Et que les aultres gentilhommes françoys, en leur disant adieu, m'avoient prié, toutz d'une voix, que, en leur nom, je luy voulusse aussy bayser ses royalles mains; et qu'ilz réputeroyent à grand heur que, quelques jours, avec le bon congé de Vostre Majesté, ilz peussent estre employez en chose qui fût pour l'honneur et service d'elle; car ilz n'y espargneroyent ny leurs vies ny leurs personnes; et que, en expécial, Mr de Beauvoys luy rendoit très humbles grâces de ce qu'elle avoit deigné privément l'enquérir de plusieurs particullaritez de Vostre Majesté et fort famylièrement l'en entretenir; et que celle grande faveur, dont une si excellente princesse l'avoit voulu fère digne, luy avoit réaulcé le cueur, pour espérer d'estre quelque chose de meilleur à l'advenir qu'il ne s'estoit encores jamays ozé promettre; et qu'il avoit faict un registre, en soy mesmes, de toutes les vertueuses parolles et honnestes démonstrations de la dicte Dame, et singullièrement de celle très expresse commission qu'elle luy avoit donné pour ne faillir d'en entretenir, bien au long et à loysir, Vostre Majesté.

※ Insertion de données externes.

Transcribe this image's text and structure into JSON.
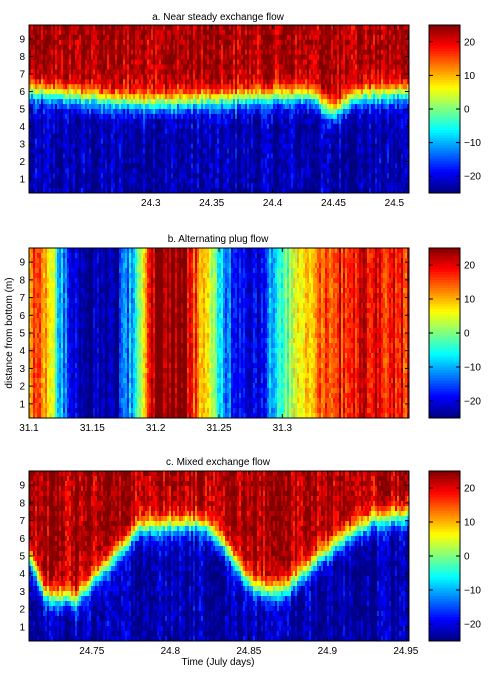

Lesquelz propos je vous promectz, Sire, que la dicte Dame a eu souveraynement agréables, et, nonobstant la dilligence d'aulcuns, qui s'estoient cependant efforcez d'attiédyr nostre précédante négociation, elle, d'une démonstration de playsir et de contantement, plus que ordinayre, m'a respondu que, quoyqu'on luy eût voulu dire, ny persuader de Vostre Majesté, elle avoit trouvé que, sur le voïage de Mr de La Chastre, aussy bien qu'en aultres choses, j'estoys plus véritable que ceulx qui en avoyent mal rapporté, et qu'elle ne se souvenoit d'estre jamays demeurée plus pleynement satisfaicte de nulle autre négociation qu'elle eût faict en sa vye, que de ceste cy; et que pourtant, si j'avoys jamays rien faict à sa pryère, que je voulusse, à ce coup, avec plus d'expression que jamays, infinyement remercyer Vostre Majesté de sa part, pour l'effect de ceste ambassade, laquelle vous luy aviez faicte fère en termes si honnorables qu'elle ne le sçauroit desirer davantage; et qui estoyent très signifficatifs de la droicte amityé que luy portés; et puis il sembloit que eussiez choysy l'ambassadeur, garny de toutes les qualitez dignes et propres pour l'honnorer beaucoup à elle et donner grand contantement à toutz les siens, et qu'elle avoit desjà envoyé à son ambassadeur par dellà ung pouvoir pour assister à vostre sèrement et requérir une plus ample confirmation; jouxte le XXXIXe article du traité, et la lettre de vostre main, affin de donner perfection à cest affère, duquel, si elle voyoit que les choses se continuassent sellon ce bon commancement, elle vous promettoit bien que vous auriez en elle une très loyalle et perpétuelle confédérée pour tout le temps de sa vye.